Dessiner le vieux Tende

S'installer dans la rue et dessiner. Jouer aux artistes ? Pas sûr... Rien de plus naturel pour les enfants quand dessiner c'est garder la trace d'une curiosité, d'une imprégnation faite les yeux, les narines et les oreilles grandes ouvertes
Média secondaire

Le vieux village de Tende ne se laisse pas prendre facilement. Bien sûr, il apparaît en majesté lorsqu'on arrive depuis la vallée par la nationale ou le train, accroché à la montagne, dominé par son clocher ocre et rose, sa tour de l'horloge et le pan de mur unique vestige du vieux château.

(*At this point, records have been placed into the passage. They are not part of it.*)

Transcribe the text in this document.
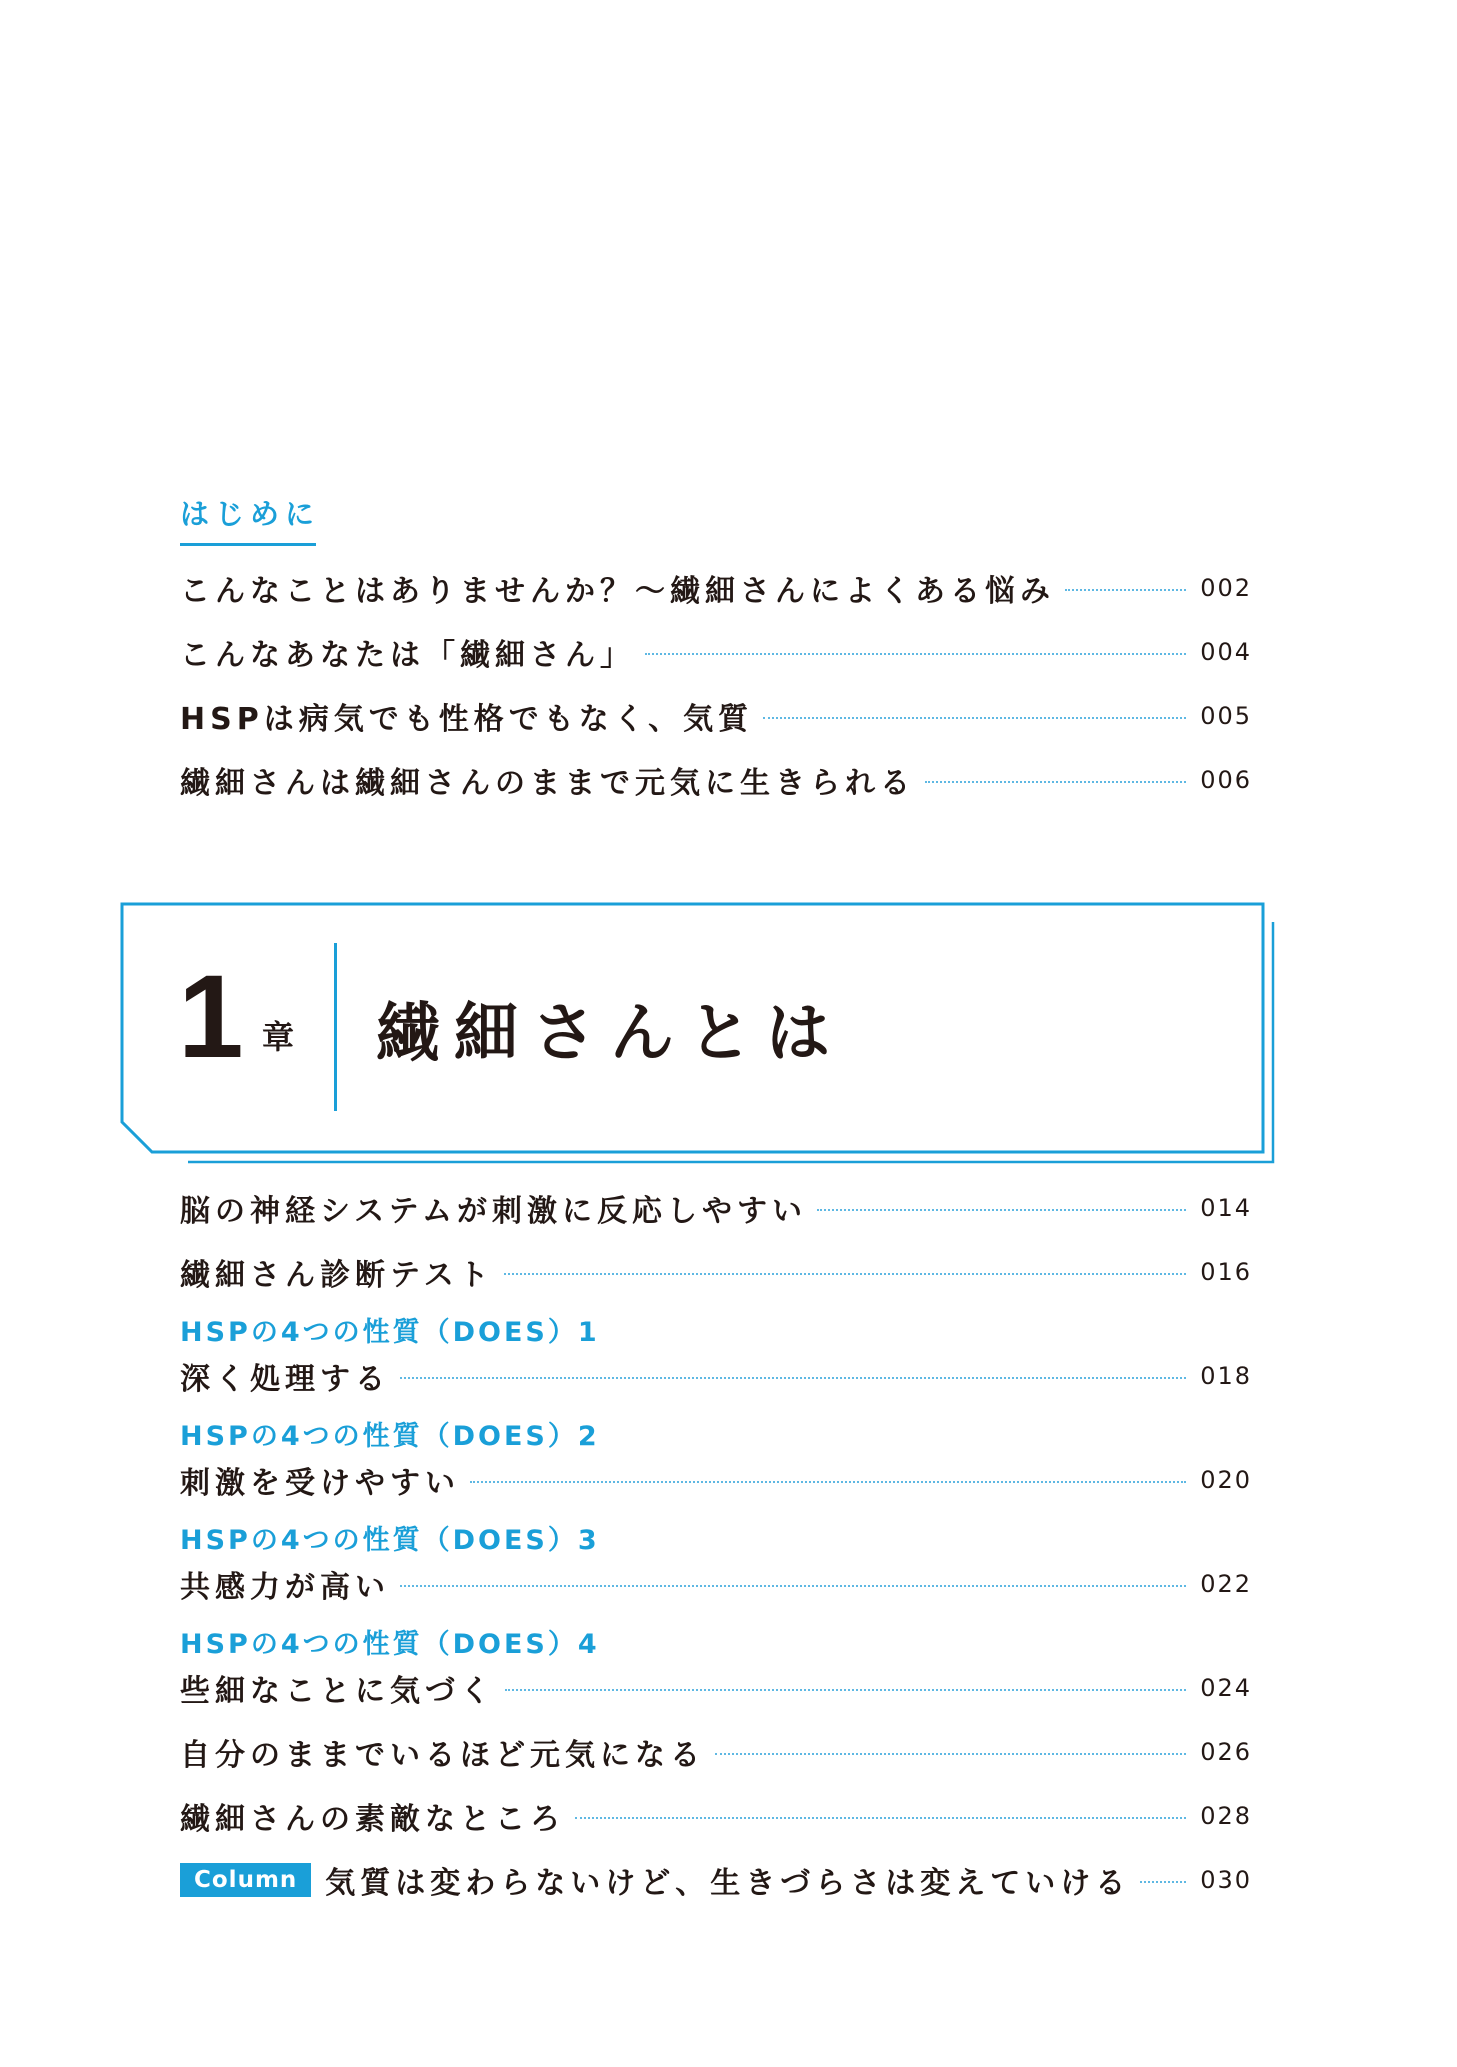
はじめに
こんなことはありませんか？～繊細さんによくある悩み	002
こんなあなたは「繊細さん」	004
HSPは病気でも性格でもなく、気質	005
繊細さんは繊細さんのままで元気に生きられる	006
1 章 繊細さんとは
脳の神経システムが刺激に反応しやすい	014
繊細さん診断テスト	016
HSPの4つの性質（DOES）1
深く処理する	018
HSPの4つの性質（DOES）2
刺激を受けやすい	020
HSPの4つの性質（DOES）3
共感力が高い	022
HSPの4つの性質（DOES）4
些細なことに気づく	024
自分のままでいるほど元気になる	026
繊細さんの素敵なところ	028
Column 気質は変わらないけど、生きづらさは変えていける	030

Puis il disparaît, comme caché par le manque de recul qui nous empêche de le voir depuis le cœur commerçant installé le long de la route nationale. Pas de rue engageante pour le rejoindre, pas ou peu d'indication touristique, pas de bruit venant d'un village acquis à la tranquillité de l'ombre. Le vieux Tende se cache, on l'oublie et on le laisse à ses secrets.

Seule piqûre de rappel ce panorama fugace entrevue en contre-plongée depuis la route et qui nous dit à chaque fois « Tout de même, on ne peut pas passer un mois de vacances dans cette montagne sans aller y jeter un coup d’œil. » Alors cet après-midi, c'est décidé, avec un petit groupe d'enfants on visite le vieux village.

Cemea

Se perdre dans les rues du village

 

On longe les commerces le long de la nationale très passante et à la première ruelle à droite qui nous fait de l'œil, on tente l'incursion. Les rues sont désertes mais la vie a laissé des indices de présence. Du linge étendu aux fenêtres, des chaises et des bouteilles d'eau sur le pas des portes. Des terrasses ou des cours équipées pour des repas.

Boucle d'or irait bien goûter une pêche dans la coupe laissée sur la table. Ici une fontaine, là un lavoir. Ça monte, ça tourne à angle droit ou en épingle à cheveux. Des escaliers, par dizaines, mènent aux maisons. On hésite toujours entre prendre ici ou là. Seul repère, la déclivité de la rue. Enfin, la montagne et le ciel réapparaissent. On est au cimetière, tout en haut du village. Premières personnes rencontrées, des morts en noir et blanc qui nous regardent depuis les caveaux installés en espalier. On grimpe encore. Le vent nous rejoint lorsque la vue s'ouvre sur le glacis de toits de pierres des maisons étroites. Un camaïeu de gris et de détails gardés par les clochers.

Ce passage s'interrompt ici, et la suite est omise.